During the Second World War my grandmother, Nina Bly, coped with living next door to her mother-in-law Lettie Bly, supplying her with one meal a day and helping to run the much-reduced antique shop in Tring High Street.
One of my grandmother's great friends was Mrs Brenda Kew who had no such restrictions on her lifestyle and was a constant breath of fresh air.

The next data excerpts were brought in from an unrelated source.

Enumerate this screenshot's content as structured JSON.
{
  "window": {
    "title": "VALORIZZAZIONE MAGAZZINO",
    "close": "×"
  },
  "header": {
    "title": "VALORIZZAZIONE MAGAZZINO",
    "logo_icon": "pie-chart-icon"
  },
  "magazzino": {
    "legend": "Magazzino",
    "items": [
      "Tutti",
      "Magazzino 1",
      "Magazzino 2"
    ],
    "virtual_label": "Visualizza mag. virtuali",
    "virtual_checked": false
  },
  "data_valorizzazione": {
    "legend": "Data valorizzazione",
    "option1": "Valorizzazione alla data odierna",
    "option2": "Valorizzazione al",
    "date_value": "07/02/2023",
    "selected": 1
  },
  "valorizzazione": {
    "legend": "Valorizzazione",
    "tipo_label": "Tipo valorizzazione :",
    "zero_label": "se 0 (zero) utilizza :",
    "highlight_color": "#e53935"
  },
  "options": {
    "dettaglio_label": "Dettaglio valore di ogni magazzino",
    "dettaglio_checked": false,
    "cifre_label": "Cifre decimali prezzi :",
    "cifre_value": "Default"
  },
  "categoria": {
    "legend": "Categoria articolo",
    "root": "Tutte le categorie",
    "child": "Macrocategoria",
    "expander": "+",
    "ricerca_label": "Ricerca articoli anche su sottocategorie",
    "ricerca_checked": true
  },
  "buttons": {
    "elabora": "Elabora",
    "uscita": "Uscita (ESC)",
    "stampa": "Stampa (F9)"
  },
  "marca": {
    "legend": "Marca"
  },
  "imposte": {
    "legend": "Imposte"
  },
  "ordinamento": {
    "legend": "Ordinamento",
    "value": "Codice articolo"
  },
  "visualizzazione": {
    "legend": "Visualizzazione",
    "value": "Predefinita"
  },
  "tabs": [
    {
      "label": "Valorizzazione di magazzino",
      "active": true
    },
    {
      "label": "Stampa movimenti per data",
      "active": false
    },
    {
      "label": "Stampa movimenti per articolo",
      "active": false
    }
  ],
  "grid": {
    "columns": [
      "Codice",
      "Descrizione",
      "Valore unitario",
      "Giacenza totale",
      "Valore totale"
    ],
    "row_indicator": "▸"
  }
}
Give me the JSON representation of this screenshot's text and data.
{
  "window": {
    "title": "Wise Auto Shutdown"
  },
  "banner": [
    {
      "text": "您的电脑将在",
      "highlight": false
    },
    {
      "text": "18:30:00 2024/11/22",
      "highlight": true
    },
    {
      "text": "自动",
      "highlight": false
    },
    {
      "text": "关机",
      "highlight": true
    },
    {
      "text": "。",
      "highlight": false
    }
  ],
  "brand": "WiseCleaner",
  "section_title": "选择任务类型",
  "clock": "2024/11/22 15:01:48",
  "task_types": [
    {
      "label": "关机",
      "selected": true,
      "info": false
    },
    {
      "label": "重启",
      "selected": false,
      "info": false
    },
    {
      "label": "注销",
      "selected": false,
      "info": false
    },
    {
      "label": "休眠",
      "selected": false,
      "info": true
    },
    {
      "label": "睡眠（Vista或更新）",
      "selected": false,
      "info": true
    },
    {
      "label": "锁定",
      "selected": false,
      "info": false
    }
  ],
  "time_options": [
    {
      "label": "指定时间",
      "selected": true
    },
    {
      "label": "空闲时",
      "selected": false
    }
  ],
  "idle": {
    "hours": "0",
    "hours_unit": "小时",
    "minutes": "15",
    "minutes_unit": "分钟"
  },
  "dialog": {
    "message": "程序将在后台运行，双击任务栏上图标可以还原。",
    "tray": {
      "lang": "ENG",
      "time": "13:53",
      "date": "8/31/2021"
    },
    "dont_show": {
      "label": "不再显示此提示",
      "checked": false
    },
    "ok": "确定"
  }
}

On VE Day dad witnessed Mrs Kew push through the crowded high street towards the shop and, out of sight of Lettie, grab my grandmother by the hand and pull her across to the Rose and Crown Hotel opposite the shop for a celebratory libation. My grandmother had never been in a public bar but suddenly there she was. All worries forgotten. For the moment at least. But it was not long before Lettie Bly noticed her absence and was soon told where she was. Dear, faithful and sympathetic Jack Waring, who looked after the workshops, was summoned and ordered to go and retrieve Nina from that den of iniquity, immediately, lest the demon drink and the fires of Hell should delay my great grandmother's next meal! And so Jack did as he was told, and came back across the road with a none-too-happy Nina. But she had at last seen the inside of a bar, and it was a long while before she saw another one. Dad tells me she took it all in her stride and sat with Lettie and him in the shop just chatting and watching the people outside having much fun. What a generation and what a lady!